Hopefully the thoughts above have already primed you to think about how generative AI impacts the status of art and artistry. Suffice it to say that their most significant function is to, like found poetry or mad libs, place the creative side of art (one could call it 'generative') outside of the artist. Working with AI tools places you in the position of reviewer, of supervisor, of planner and appraiser.

In my opinion, this is the cause of a lot of hostility towards AI by artists. They have bought into the self-mythologising Romantic view (which is no great surprise, as it makes them into a Special Kind of Person), and AI directly threatens that conception of art as being fundamentally an act of creation.

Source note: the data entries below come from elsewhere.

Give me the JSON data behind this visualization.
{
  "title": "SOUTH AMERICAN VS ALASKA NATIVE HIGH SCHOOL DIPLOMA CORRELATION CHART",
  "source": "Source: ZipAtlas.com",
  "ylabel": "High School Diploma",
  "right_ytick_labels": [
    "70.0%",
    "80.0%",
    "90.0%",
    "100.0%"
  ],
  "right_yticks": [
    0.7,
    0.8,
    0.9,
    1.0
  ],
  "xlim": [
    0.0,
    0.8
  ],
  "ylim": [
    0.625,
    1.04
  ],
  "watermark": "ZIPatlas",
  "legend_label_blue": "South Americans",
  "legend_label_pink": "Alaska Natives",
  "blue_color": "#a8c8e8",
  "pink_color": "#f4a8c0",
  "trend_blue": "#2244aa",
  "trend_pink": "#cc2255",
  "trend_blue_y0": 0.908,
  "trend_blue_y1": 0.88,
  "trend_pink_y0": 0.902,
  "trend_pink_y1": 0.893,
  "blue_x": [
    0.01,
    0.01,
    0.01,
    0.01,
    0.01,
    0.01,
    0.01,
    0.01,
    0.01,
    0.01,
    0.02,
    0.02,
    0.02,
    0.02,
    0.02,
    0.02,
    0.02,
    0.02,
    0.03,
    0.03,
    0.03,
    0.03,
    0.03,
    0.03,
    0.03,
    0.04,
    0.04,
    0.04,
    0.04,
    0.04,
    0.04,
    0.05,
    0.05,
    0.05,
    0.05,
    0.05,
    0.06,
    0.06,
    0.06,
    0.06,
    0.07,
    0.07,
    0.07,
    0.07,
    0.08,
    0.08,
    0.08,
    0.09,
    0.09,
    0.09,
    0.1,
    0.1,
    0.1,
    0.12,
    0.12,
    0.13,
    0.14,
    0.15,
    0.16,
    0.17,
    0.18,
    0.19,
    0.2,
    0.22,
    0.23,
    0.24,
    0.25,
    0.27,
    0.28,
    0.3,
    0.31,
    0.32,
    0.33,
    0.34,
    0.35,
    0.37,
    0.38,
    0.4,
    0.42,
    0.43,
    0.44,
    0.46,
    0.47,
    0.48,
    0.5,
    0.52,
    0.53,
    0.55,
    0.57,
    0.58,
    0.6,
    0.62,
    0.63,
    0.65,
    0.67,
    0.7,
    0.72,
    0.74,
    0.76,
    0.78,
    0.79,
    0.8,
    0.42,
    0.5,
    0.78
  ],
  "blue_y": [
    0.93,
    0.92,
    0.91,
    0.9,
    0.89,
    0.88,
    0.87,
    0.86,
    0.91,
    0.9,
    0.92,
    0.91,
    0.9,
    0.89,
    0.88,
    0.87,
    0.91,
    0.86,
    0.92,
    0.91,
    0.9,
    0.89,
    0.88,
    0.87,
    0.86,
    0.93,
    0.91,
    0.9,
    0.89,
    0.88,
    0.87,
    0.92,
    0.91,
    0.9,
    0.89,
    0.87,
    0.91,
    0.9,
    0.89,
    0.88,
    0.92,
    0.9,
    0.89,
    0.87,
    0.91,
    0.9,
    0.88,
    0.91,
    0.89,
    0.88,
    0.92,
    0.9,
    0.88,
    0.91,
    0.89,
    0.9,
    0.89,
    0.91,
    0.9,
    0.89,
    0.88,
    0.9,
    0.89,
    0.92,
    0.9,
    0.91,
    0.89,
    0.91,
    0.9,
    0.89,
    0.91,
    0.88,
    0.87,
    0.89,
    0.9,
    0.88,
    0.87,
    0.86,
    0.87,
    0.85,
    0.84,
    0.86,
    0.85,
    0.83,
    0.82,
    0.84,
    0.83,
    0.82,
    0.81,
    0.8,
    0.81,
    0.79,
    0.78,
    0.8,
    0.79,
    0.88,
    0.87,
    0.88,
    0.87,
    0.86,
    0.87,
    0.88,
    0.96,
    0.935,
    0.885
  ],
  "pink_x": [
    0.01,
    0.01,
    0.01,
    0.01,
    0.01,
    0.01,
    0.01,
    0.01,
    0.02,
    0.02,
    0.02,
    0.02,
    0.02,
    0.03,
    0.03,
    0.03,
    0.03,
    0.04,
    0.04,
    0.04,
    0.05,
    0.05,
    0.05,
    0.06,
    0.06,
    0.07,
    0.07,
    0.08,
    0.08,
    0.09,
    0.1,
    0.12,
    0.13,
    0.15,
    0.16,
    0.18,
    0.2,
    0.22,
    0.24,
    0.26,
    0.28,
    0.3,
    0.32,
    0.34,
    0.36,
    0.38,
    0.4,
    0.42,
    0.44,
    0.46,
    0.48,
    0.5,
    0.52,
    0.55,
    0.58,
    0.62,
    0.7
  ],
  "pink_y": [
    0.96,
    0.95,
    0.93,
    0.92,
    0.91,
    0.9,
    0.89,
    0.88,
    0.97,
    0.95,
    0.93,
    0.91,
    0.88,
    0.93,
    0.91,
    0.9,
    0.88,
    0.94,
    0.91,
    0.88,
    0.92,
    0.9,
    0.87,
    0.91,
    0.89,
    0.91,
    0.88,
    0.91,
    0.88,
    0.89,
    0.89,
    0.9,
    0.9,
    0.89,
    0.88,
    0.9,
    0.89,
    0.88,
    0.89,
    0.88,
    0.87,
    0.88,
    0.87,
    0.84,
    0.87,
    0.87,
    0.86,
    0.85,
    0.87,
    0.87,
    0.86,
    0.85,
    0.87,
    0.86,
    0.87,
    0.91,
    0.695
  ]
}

But when you understand your position of supervisor, AI is really a liberation from the drudgework of creation. Without them, first drafts are a kind of tax one must pay to cross the bridge from the original stage of ideation (coming up with plots, characters, etc.) to the really important parts of the process - the second and third drafts, where you whip your untamed mass of words into something resembling your real vision. AI is spectacularly efficient at paying that tax for you. You can, much more quickly, spring a story into prose form from its outline, letting you quickly judge which avenues are worth exploring and which are dead-ends. The speed of these tools is such that you can quite literally have the computer spin up five variations of your story at every juncture, providing an incredible foundation to pick-and-choose from.

Can AI also aid in the discernment process?

To a degree. They are able to offer intelligible insights on texts (identifying plotholes, suggesting improvements to structure) and these insights can strengthen the work when incorporated. But the human artist’s own discernment is still a prevailing force that chooses which of the AI’s judgments to accept. In that sense we have entered an age of meta-appraisal, like the master artisan directing the work of the journeyman artist. But, of course, the more one gives credence to the outside party in matters of discernment, the less the work becomes your own. In this manner AI is no different than automatic writing, and that is why unappraised AI creation is known as 'slop'.

There is nothing stopping today’s AI systems from exercising both the capabilities of creation and discernment.

They are quite easily able to fix their mind on an ideal work, which is the necessary precondition for appraisal. And as we all know, their skill with creation is unmatched. The only thing missing is to hook them up to an agentic framework that empowers the underlying model to autonomously enter the loop of creation, discernment, revision. This can be built today and probably already has been.

Thus I believe that AI systems already have the capacity to be artists.